Even Governor Fuller's Advisory Committee (discussed below) commented that Thayer's remarks had been "inappropriate."
After Thayer pronounced the sentence of death on April 9, 1927, Governor Alvan T. Fuller of Massachusetts was petitioned by Thompson and Ehrmann for executive clemency. Fuller, a highly successful automobile dealer, was not known for being particularly charitable in either business or politics.
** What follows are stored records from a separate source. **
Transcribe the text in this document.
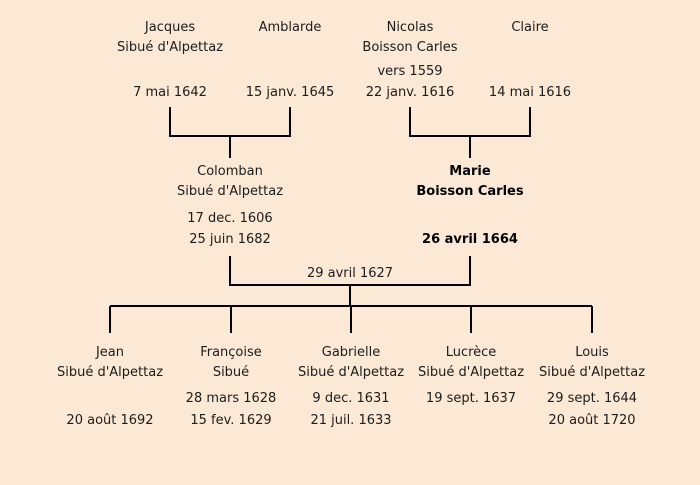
Jacques
Sibué d'Alpettaz
7 mai 1642
Amblarde
15 janv. 1645
Nicolas
Boisson Carles
vers 1559
22 janv. 1616
Claire
14 mai 1616
Colomban
Sibué d'Alpettaz
17 dec. 1606
25 juin 1682
Marie
Boisson Carles
26 avril 1664
29 avril 1627
Jean
Sibué d'Alpettaz
20 août 1692
Françoise
Sibué
28 mars 1628
15 fev. 1629
Gabrielle
Sibué d'Alpettaz
9 dec. 1631
21 juil. 1633
Lucrèce
Sibué d'Alpettaz
19 sept. 1637
Louis
Sibué d'Alpettaz
29 sept. 1644
20 août 1720
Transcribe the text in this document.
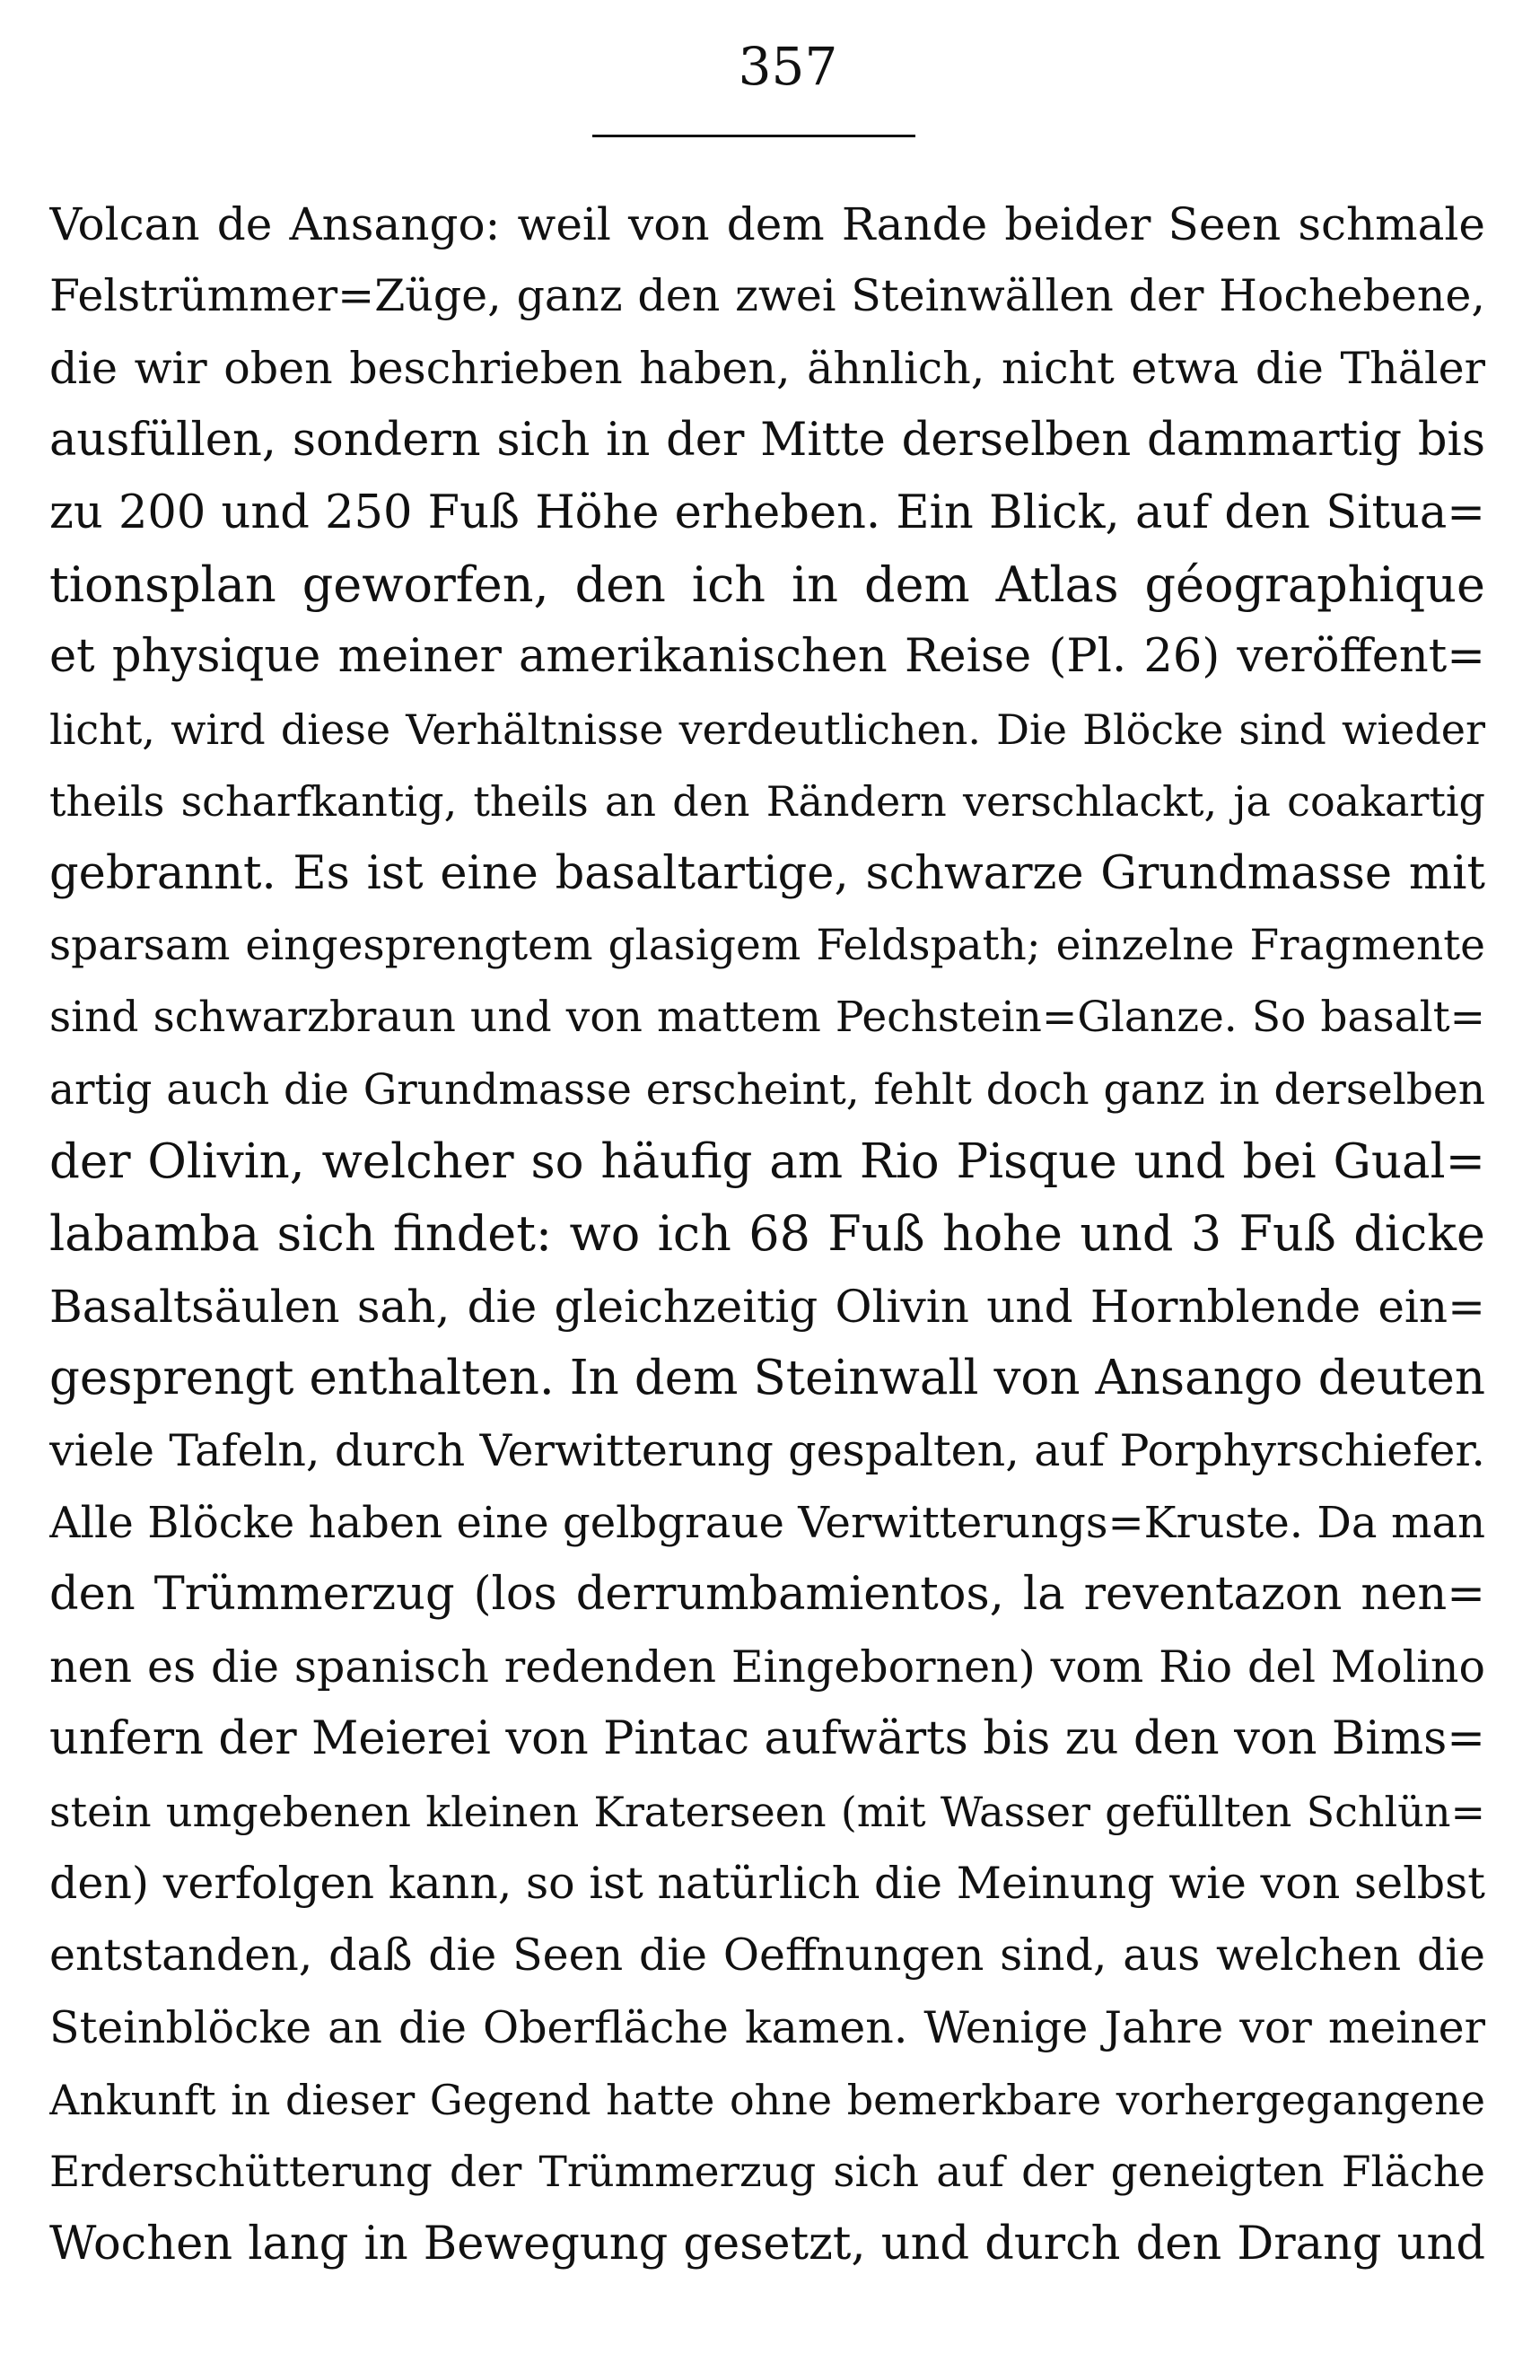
357
Volcan de Ansango: weil von dem Rande beider Seen schmale
Felstrümmer=Züge, ganz den zwei Steinwällen der Hochebene,
die wir oben beschrieben haben, ähnlich, nicht etwa die Thäler
ausfüllen, sondern sich in der Mitte derselben dammartig bis
zu 200 und 250 Fuß Höhe erheben. Ein Blick, auf den Situa=
tionsplan geworfen, den ich in dem Atlas géographique
et physique meiner amerikanischen Reise (Pl. 26) veröffent=
licht, wird diese Verhältnisse verdeutlichen. Die Blöcke sind wieder
theils scharfkantig, theils an den Rändern verschlackt, ja coakartig
gebrannt. Es ist eine basaltartige, schwarze Grundmasse mit
sparsam eingesprengtem glasigem Feldspath; einzelne Fragmente
sind schwarzbraun und von mattem Pechstein=Glanze. So basalt=
artig auch die Grundmasse erscheint, fehlt doch ganz in derselben
der Olivin, welcher so häufig am Rio Pisque und bei Gual=
labamba sich findet: wo ich 68 Fuß hohe und 3 Fuß dicke
Basaltsäulen sah, die gleichzeitig Olivin und Hornblende ein=
gesprengt enthalten. In dem Steinwall von Ansango deuten
viele Tafeln, durch Verwitterung gespalten, auf Porphyrschiefer.
Alle Blöcke haben eine gelbgraue Verwitterungs=Kruste. Da man
den Trümmerzug (los derrumbamientos, la reventazon nen=
nen es die spanisch redenden Eingebornen) vom Rio del Molino
unfern der Meierei von Pintac aufwärts bis zu den von Bims=
stein umgebenen kleinen Kraterseen (mit Wasser gefüllten Schlün=
den) verfolgen kann, so ist natürlich die Meinung wie von selbst
entstanden, daß die Seen die Oeffnungen sind, aus welchen die
Steinblöcke an die Oberfläche kamen. Wenige Jahre vor meiner
Ankunft in dieser Gegend hatte ohne bemerkbare vorhergegangene
Erderschütterung der Trümmerzug sich auf der geneigten Fläche
Wochen lang in Bewegung gesetzt, und durch den Drang und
However, bowing to public pressure, Fuller undertook a personal review of the case, interviewing Vanzetti in his cell, Mrs. Sacco, and others. On June 1, Fuller appointed an Advisory Committee later called by the columnist Heywood Broun as "executioners in frock coats" consisting of the president of MIT, Samuel Stratton, an elderly retired legal scholar, Robert A. Grant, and the president of Harvard, A. Lawrence Lowell. Lowell, on the strength of his unimpeachable integrity and exceptional intellect, assumed chairmanship of the committee.
Lowell was, however, a snob of the highest order, a member of the Boston Brahmins descended from extremely wealthy mill owners, and a man who harbored intense hatred of Jews, such as Felix Frankfurter, a professor at his own law school and an advocate of Sacco and Vanzetti who had written an impassioned defense of Sacco and Vanzetti in the Atlantic Monthly a few months before the Advisory Committee was appointed.
In effect, the Lowell Committee retried the case in the matter of a few weeks, examining previously excluded evidence favorable to Sacco and Vanzetti. Lowell dominated the proceedings, wrote the final report, and excluded or deliberately misinterpreted evidence supporting Sacco and Vanzetti's innocence. They submitted their report to Fuller, and on August 3, 1927, Fuller announced that he was denying the petition for clemency.